Elder Financial Abuse Rise Prompts More Credit Union Training
TAMPA, Fla. -- The staggering increase in investment scams targeted at the elderly has prompted MEMBERS Trust Company to ramp up its efforts to help credit unions spot red flags.
According to a July 2006 survey from the North American Securities Administrators Association, while individuals aged 60 or older make up 15% of the United States' population, they account for 30% of fraud cases.
MEMBERS Trust said it encourages its trust officers to discuss the benefits of a living trust, said Tom Walker, president/CEO of the trust firm. The document is created so that the living owner has the ability to name a person as trustee.
At its annual users' conference in February, the company put together a presentation for officers to bring them up to speed on identifying suspicious activity, said Tim Kenczewicz, president of MEMBERS Trust, Western Division.
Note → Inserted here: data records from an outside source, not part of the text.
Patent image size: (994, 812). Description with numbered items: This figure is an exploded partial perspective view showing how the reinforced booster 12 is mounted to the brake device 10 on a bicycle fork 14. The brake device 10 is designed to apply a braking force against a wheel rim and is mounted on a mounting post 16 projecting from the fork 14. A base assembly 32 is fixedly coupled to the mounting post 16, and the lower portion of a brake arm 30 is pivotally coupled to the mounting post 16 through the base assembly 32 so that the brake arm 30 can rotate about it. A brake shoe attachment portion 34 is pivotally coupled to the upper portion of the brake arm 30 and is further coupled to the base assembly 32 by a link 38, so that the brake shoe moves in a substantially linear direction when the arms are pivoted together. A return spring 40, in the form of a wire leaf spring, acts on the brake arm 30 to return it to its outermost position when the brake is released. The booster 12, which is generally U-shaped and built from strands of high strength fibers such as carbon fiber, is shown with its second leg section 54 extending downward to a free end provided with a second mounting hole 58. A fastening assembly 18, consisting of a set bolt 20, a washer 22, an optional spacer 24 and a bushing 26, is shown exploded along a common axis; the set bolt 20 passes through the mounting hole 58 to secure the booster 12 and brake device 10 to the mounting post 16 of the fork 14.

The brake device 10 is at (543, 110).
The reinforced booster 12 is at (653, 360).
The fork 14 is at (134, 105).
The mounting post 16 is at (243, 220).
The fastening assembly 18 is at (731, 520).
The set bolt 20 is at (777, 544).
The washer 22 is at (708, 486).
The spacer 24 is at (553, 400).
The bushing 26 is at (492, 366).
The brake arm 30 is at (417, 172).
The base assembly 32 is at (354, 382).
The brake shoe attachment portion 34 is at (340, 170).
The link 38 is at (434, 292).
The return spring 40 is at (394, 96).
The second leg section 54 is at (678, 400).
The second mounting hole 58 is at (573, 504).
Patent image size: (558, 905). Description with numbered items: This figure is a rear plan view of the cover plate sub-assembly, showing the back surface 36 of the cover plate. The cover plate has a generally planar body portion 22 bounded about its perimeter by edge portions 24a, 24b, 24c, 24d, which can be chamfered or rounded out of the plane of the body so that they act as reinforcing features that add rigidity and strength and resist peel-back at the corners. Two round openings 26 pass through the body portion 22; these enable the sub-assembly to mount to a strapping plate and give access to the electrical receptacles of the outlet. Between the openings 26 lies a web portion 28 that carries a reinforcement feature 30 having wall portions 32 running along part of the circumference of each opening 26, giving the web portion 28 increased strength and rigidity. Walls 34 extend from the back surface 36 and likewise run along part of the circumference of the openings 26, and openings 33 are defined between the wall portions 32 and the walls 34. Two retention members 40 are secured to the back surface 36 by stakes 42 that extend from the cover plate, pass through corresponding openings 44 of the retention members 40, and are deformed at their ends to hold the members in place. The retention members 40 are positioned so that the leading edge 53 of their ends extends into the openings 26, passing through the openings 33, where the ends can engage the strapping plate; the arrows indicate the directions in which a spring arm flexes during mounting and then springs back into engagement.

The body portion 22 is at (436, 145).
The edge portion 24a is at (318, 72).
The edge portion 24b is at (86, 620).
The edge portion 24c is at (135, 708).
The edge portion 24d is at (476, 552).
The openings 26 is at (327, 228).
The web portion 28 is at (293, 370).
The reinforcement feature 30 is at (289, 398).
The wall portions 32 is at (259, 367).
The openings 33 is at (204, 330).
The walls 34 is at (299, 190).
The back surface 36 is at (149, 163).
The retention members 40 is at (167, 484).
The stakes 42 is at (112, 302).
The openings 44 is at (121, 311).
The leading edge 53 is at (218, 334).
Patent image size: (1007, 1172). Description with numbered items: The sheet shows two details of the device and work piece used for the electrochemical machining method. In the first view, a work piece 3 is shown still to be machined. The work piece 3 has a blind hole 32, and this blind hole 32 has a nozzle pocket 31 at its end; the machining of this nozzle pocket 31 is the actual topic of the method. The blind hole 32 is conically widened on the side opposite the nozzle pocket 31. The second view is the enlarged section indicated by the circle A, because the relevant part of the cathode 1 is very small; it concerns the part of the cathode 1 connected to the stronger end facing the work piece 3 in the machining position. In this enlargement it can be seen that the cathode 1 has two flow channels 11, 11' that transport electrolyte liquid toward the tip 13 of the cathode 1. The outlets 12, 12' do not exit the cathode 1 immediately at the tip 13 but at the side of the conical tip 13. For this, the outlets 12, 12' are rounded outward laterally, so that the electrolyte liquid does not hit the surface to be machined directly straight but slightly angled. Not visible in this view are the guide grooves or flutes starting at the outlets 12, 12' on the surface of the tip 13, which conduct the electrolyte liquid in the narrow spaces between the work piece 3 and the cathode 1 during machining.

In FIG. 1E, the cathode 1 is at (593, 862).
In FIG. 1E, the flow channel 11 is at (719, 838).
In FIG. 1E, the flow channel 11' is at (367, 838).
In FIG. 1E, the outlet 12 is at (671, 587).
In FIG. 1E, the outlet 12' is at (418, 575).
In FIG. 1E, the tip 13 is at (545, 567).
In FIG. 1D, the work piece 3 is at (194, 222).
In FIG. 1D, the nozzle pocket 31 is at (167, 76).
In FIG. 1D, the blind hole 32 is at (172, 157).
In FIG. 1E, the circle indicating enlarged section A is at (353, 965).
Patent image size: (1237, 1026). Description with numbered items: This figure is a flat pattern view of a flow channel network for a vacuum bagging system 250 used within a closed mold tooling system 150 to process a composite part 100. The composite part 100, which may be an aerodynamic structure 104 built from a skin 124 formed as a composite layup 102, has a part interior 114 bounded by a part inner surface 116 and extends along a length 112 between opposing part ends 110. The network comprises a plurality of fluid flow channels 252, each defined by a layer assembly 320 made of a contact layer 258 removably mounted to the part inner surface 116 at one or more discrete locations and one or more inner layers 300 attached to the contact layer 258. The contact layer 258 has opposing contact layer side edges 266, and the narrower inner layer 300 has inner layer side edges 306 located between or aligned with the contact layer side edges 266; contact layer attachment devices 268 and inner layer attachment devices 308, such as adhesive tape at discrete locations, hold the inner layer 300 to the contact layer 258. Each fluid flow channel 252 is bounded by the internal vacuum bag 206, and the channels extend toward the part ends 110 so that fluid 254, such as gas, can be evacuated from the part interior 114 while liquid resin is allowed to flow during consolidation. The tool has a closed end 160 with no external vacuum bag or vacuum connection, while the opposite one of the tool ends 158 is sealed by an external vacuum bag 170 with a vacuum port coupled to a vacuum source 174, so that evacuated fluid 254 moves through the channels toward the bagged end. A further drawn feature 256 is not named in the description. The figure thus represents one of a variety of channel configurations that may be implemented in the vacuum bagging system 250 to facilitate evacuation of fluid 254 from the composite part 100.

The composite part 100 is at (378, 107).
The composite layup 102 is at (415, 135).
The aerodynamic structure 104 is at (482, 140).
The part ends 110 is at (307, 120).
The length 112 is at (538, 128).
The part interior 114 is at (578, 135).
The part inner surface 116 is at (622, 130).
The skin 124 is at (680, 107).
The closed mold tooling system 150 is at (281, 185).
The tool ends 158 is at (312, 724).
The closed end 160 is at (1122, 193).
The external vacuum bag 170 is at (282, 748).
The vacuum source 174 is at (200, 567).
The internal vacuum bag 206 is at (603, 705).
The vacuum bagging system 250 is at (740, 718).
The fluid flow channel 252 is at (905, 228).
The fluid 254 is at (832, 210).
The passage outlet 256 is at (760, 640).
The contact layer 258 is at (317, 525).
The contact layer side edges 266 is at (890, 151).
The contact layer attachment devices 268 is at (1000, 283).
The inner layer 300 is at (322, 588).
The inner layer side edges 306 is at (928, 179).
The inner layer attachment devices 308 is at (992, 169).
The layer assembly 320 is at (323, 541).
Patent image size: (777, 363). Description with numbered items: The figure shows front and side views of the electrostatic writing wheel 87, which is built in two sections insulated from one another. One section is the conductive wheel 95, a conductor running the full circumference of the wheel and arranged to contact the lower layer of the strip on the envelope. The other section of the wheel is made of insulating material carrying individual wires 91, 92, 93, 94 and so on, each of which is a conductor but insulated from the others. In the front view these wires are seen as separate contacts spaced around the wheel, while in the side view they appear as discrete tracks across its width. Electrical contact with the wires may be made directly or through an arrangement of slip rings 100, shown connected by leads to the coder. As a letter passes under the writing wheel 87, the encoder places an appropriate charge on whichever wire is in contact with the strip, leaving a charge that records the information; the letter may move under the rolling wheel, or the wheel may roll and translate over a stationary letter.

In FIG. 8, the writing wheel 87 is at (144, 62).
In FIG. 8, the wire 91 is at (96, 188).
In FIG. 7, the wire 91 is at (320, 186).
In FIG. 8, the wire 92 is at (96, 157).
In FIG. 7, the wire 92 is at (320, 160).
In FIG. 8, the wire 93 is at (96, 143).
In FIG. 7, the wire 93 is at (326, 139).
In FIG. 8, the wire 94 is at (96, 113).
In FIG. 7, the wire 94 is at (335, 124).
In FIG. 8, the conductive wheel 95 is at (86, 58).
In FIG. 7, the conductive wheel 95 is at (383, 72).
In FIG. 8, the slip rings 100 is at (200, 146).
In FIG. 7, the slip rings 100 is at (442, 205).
A training program is prepping for roll out that will include brochures, posters and Power Point presentations.
Kenczewicz applauded California's Financial Abuse Reporting Act, which went into effect on Jan. 1, 2007 and requires credit unions and banks, like health care professionals and social workers, to report elder abuse to law enforcement.
A May 2006 NASD Investor Education Foundation Investor Fraud survey of 165 elderly investment and lottery fraud victims found that each had lost at least $1,000 and some lost more than $1 million.